Indeed, Kristin Smith suggests that arguably the main driver of the current push towards regulation (or prohibition) is simply a governmental desire to maintain a monopolistic grip over the financial system.

“If we take China’s example, it would likely be to keep tight state control of the financial system and snuff out any non-governmental attempts to cultivate new financial networks,” she said.

The impossibility of blanket prohibitions 

While we may see a trend of harsh measures in the coming months, most observers are more positive about the future.

“As regulation develops to address legitimate concerns about cryptocurrency markets, bans will become less common,” said Kevin Werbach.

Similarly, Kristin Smith suspects that, as time passes and cryptoassets become more successful without jeopardizing the financial system, governments will increasingly take a favorable view towards crypto.

“Our hope is that other countries realize the benefits that these crypto networks can provide to their citizens and will embrace those networks, rather than trying to resist them,” she explained.

At the same time, it’s arguable that most governments will have no choice but to embrace crypto, since outright bans are potentially unworkable and unenforceable.

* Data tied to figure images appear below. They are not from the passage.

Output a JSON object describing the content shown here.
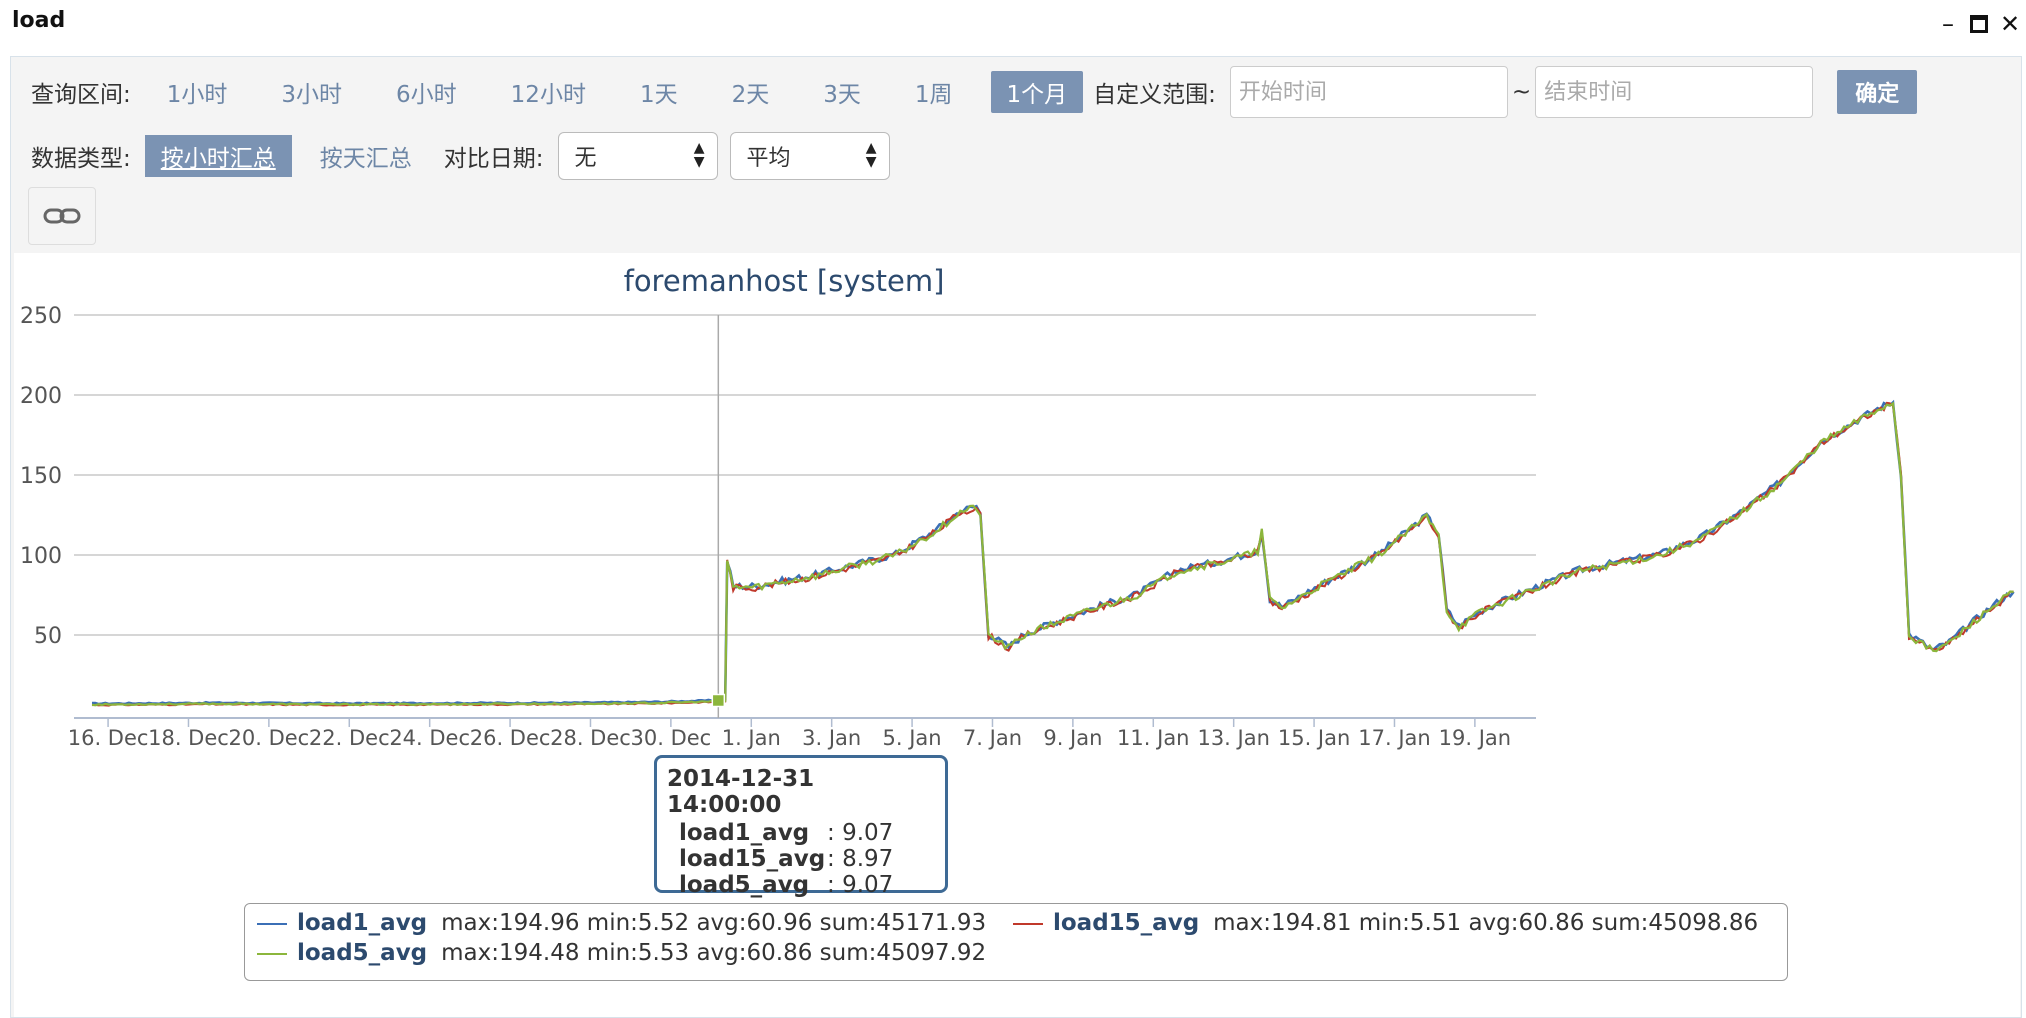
{
  "window": {
    "title": "load"
  },
  "query": {
    "range_label": "查询区间:",
    "ranges": [
      "1小时",
      "3小时",
      "6小时",
      "12小时",
      "1天",
      "2天",
      "3天",
      "1周",
      "1个月"
    ],
    "active_range": "1个月",
    "custom_label": "自定义范围:",
    "start_placeholder": "开始时间",
    "tilde": "~",
    "end_placeholder": "结束时间",
    "confirm": "确定"
  },
  "data_type": {
    "label": "数据类型:",
    "hourly": "按小时汇总",
    "daily": "按天汇总",
    "compare_label": "对比日期:",
    "compare_value": "无",
    "agg_value": "平均"
  },
  "chart_data": {
    "type": "line",
    "title": "foremanhost [system]",
    "x_tick_labels": [
      "16. Dec",
      "18. Dec",
      "20. Dec",
      "22. Dec",
      "24. Dec",
      "26. Dec",
      "28. Dec",
      "30. Dec",
      "1. Jan",
      "3. Jan",
      "5. Jan",
      "7. Jan",
      "9. Jan",
      "11. Jan",
      "13. Jan",
      "15. Jan",
      "17. Jan",
      "19. Jan"
    ],
    "y_ticks": [
      50,
      100,
      150,
      200,
      250
    ],
    "ylim": [
      0,
      250
    ],
    "x_range_days": [
      0,
      35.1
    ],
    "grid": true,
    "legend_position": "bottom",
    "colors": {
      "load1_avg": "#3b6fb6",
      "load15_avg": "#c0392b",
      "load5_avg": "#8cb63c"
    },
    "points": [
      [
        0.0,
        6.5
      ],
      [
        3.0,
        7.0
      ],
      [
        6.0,
        6.6
      ],
      [
        9.0,
        6.8
      ],
      [
        12.0,
        7.0
      ],
      [
        14.0,
        7.5
      ],
      [
        15.5,
        8.5
      ],
      [
        15.75,
        9.0
      ],
      [
        15.8,
        96
      ],
      [
        15.95,
        80
      ],
      [
        16.5,
        80
      ],
      [
        18.0,
        87
      ],
      [
        20.0,
        100
      ],
      [
        21.0,
        115
      ],
      [
        21.6,
        127
      ],
      [
        22.0,
        130
      ],
      [
        22.1,
        125
      ],
      [
        22.3,
        50
      ],
      [
        22.8,
        42
      ],
      [
        23.2,
        50
      ],
      [
        24.0,
        58
      ],
      [
        25.0,
        67
      ],
      [
        26.0,
        75
      ],
      [
        27.0,
        90
      ],
      [
        28.0,
        95
      ],
      [
        29.0,
        102
      ],
      [
        29.1,
        115
      ],
      [
        29.3,
        72
      ],
      [
        29.6,
        67
      ],
      [
        30.5,
        80
      ],
      [
        32.0,
        100
      ],
      [
        33.0,
        120
      ],
      [
        33.2,
        124
      ],
      [
        33.5,
        112
      ],
      [
        33.7,
        65
      ],
      [
        34.0,
        55
      ],
      [
        34.5,
        64
      ],
      [
        35.5,
        75
      ],
      [
        37.0,
        90
      ],
      [
        38.0,
        95
      ],
      [
        39.0,
        100
      ],
      [
        40.0,
        110
      ],
      [
        41.0,
        126
      ],
      [
        42.0,
        145
      ],
      [
        43.0,
        170
      ],
      [
        44.0,
        185
      ],
      [
        44.5,
        192
      ],
      [
        44.8,
        195
      ],
      [
        45.0,
        150
      ],
      [
        45.2,
        50
      ],
      [
        45.8,
        40
      ],
      [
        46.2,
        45
      ],
      [
        46.8,
        58
      ],
      [
        47.3,
        68
      ],
      [
        47.8,
        77
      ]
    ],
    "series": [
      {
        "name": "load1_avg",
        "max": 194.96,
        "min": 5.52,
        "avg": 60.96,
        "sum": 45171.93
      },
      {
        "name": "load15_avg",
        "max": 194.81,
        "min": 5.51,
        "avg": 60.86,
        "sum": 45098.86
      },
      {
        "name": "load5_avg",
        "max": 194.48,
        "min": 5.53,
        "avg": 60.86,
        "sum": 45097.92
      }
    ],
    "tooltip": {
      "date": "2014-12-31 14:00:00",
      "rows": [
        {
          "name": "load1_avg",
          "value": "9.07"
        },
        {
          "name": "load15_avg",
          "value": "8.97"
        },
        {
          "name": "load5_avg",
          "value": "9.07"
        }
      ]
    }
  },
  "legend_text": {
    "load1_stats": "max:194.96 min:5.52 avg:60.96 sum:45171.93",
    "load15_stats": "max:194.81 min:5.51 avg:60.86 sum:45098.86",
    "load5_stats": "max:194.48 min:5.53 avg:60.86 sum:45097.92"
  },
  "tooltip_sep": ":"
}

“The cat is out of the bag and one of the beautiful things of a decentralized model is that it can’t be controlled by the government,” said Charlie Silver, the CEO of

Kevin Werbach suggests that, even in China, the current ban on crypto will not be entirely effective, citing the use of VPNs (in circumvention of the nation’s ‘Great Firewall’) as an example of how legal pronouncements aren’t always fully enforced.

“There is no question that Chinese users were trading in violation of the 2017 prohibition on fiat-to-crypto exchanges before now. We need to see how serious the effort will be to stop that kind of activity,” he said.

It’s because of this difficulty that most commentators expect that, ultimately, the vast bulk of democratic nations will implement regulation rather than prohibitions. And in theory, this might be a win for crypto, nations, and for governments alike.